We looked for him for almost two hours, but still couldn’t find him finally we hoped that he made it back to the house and decided to go there to see if he was back or not as things had apparently grounded to a halt on our side. Our only hope was that the push was still strong on the multiple entries to Tahrir Square by the other protestors. When we got back there was no sign of him, we reassured his mother that he was o.k and would insha’Allah make his way back soon. Two hours later our brother was back, safe and sound, elated and told us we took Tahrir Square, see whilst we were looking for him tens of thousands of protestors that marched all the way from Giza near the Pyramids, which is over an hours drive away joined our campaign on the bridge. He told us that he was about to head to the meeting point when a sea of protestors came rushing to the bridge shouting “we walked all the way from Giza and we won’t go back until Mubarak goes. TO TAHRIR SQUARE!” And the rest as they say is history.

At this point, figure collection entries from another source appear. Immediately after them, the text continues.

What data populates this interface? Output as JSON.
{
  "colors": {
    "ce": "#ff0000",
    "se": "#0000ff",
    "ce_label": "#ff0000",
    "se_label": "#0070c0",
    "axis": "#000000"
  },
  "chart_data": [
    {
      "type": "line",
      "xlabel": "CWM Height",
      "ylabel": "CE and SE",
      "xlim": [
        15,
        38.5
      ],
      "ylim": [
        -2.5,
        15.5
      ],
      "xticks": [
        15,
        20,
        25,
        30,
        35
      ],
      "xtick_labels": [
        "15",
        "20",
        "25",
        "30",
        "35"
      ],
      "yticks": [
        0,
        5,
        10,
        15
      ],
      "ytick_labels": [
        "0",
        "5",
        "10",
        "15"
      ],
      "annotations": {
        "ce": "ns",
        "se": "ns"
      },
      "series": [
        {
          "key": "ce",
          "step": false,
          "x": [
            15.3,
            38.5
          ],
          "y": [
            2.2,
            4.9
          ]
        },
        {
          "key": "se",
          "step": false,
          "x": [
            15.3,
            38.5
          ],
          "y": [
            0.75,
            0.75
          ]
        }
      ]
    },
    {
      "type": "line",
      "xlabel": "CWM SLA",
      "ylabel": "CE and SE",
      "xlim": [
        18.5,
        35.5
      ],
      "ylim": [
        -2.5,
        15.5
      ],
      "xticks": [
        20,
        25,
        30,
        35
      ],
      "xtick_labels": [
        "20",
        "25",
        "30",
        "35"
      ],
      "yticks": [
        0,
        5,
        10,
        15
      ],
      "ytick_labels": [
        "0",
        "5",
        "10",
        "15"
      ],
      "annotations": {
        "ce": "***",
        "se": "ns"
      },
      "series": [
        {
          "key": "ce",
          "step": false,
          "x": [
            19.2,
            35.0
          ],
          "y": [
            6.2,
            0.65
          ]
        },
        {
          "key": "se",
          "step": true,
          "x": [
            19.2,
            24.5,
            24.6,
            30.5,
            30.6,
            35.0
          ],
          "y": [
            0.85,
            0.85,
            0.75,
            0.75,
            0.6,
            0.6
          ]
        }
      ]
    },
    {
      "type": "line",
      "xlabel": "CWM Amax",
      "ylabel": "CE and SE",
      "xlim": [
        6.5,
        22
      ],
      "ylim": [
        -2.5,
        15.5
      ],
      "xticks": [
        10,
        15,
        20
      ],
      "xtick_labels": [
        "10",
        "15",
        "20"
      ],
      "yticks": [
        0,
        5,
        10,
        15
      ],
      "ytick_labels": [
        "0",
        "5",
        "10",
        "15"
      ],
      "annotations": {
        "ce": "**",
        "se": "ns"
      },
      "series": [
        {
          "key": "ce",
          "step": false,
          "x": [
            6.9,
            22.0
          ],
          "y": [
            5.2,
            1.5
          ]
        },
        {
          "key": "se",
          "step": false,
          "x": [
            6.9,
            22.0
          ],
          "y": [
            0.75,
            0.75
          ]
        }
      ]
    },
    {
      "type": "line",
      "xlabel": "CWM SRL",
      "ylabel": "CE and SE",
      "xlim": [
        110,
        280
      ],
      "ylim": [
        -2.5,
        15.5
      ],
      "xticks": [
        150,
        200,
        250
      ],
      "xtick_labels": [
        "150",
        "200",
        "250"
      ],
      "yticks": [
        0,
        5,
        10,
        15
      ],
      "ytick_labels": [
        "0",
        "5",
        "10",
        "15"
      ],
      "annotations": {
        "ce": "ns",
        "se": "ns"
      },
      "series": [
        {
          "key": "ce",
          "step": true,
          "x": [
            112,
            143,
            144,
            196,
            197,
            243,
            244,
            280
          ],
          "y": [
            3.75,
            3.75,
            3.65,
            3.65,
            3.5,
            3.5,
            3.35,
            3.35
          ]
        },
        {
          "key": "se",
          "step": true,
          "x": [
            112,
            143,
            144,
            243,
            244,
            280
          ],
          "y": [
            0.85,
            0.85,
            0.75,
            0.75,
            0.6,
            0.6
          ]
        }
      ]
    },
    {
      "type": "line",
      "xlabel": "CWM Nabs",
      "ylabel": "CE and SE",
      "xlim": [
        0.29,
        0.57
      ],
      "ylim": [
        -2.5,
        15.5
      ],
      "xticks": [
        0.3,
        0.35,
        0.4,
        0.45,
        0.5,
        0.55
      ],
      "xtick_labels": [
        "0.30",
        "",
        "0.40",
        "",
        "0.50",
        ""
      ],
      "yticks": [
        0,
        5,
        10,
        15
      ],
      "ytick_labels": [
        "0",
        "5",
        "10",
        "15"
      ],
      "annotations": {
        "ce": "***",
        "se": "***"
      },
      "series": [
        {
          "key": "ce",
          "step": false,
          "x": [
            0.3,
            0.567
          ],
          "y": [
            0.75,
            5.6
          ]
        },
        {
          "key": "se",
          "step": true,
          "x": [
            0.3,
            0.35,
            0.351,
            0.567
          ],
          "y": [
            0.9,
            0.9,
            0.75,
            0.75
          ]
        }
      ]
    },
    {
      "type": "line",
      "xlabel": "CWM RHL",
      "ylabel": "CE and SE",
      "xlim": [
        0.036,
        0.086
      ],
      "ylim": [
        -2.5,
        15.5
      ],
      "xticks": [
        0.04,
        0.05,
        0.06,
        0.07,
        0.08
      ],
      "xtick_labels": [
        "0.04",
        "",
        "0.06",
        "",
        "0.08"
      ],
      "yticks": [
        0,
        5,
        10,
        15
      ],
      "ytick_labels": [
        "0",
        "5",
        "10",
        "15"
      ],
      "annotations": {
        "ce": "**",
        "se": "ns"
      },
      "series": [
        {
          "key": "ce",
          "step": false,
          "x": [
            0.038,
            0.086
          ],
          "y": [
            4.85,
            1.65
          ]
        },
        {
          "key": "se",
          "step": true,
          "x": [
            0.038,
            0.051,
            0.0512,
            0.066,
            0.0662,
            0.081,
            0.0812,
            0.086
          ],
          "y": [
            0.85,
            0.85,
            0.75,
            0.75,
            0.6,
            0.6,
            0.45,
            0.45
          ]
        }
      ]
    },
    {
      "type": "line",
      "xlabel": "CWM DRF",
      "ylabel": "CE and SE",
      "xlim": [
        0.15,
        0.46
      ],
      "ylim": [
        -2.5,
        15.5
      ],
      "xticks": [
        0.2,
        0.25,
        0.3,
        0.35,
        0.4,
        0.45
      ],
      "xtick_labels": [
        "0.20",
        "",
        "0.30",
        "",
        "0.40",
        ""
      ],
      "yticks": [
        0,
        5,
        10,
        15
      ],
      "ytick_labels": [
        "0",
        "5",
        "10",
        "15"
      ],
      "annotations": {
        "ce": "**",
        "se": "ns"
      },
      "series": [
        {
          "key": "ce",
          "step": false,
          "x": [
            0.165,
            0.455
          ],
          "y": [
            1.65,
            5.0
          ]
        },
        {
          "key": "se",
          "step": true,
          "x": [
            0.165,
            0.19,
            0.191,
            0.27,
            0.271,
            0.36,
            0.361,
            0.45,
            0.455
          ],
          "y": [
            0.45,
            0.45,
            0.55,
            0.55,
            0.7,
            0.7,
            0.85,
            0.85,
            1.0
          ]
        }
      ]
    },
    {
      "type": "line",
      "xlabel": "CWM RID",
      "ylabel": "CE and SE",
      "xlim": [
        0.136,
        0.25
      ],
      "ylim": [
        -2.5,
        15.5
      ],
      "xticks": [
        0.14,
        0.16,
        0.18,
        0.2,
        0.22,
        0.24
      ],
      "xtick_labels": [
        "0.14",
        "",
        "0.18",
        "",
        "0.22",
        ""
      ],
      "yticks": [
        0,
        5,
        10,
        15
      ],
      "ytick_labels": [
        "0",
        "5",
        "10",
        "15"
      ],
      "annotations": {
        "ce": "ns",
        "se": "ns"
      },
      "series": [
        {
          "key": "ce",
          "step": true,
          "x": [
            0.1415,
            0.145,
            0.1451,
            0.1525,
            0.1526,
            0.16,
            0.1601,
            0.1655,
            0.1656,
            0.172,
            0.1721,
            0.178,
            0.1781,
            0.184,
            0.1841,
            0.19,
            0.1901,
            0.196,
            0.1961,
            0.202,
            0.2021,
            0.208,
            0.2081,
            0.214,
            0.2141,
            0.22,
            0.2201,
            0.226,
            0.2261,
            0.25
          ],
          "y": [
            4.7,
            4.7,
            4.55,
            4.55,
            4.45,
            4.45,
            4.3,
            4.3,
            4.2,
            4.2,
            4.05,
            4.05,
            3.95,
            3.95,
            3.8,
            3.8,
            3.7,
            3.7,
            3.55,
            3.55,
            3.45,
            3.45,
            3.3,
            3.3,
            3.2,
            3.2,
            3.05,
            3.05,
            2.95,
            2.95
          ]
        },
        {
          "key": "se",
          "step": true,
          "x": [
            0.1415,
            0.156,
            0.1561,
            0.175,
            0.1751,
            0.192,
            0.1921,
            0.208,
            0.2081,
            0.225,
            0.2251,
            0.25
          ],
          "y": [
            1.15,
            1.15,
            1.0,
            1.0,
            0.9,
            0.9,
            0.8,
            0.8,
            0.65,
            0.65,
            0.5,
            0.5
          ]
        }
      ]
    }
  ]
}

Jummat Al Shuhada’a was history in the making. It was a day where my respect for my Egyptian brothers became firmly cemented in my heart. I was inspired by their courage, and moved by their determination. It was a day where pharaoh was challenged and was found wanting, it was a day that the masses told the world that we are not afraid to die in our fight for justice. I have tried in earnest to convey what I saw on that unforgettable day, yet I know that my words cannot do it true justice, they will never be able to convey the scent of victory in the air or the sound of the pounding hearts filled with elation and pride, I can tell you of the tears but you needed to have seen them as strangers hugged each other as if they were long lost brothers, I can tell you of the hope and belief I saw on their faces but you needed to look into their eyes and see the sparkle for yourself. No these words will never do justice to that day. I pray that its not all for nothing and that the rest of the corrupt oppressive regimes take heed and know that their time is coming to end, but more importantly I pray that there will be true change and that the momentum continues and we unite as one and live under true justice, Allah’s Justice, Allah’s System, Allah’s Shade.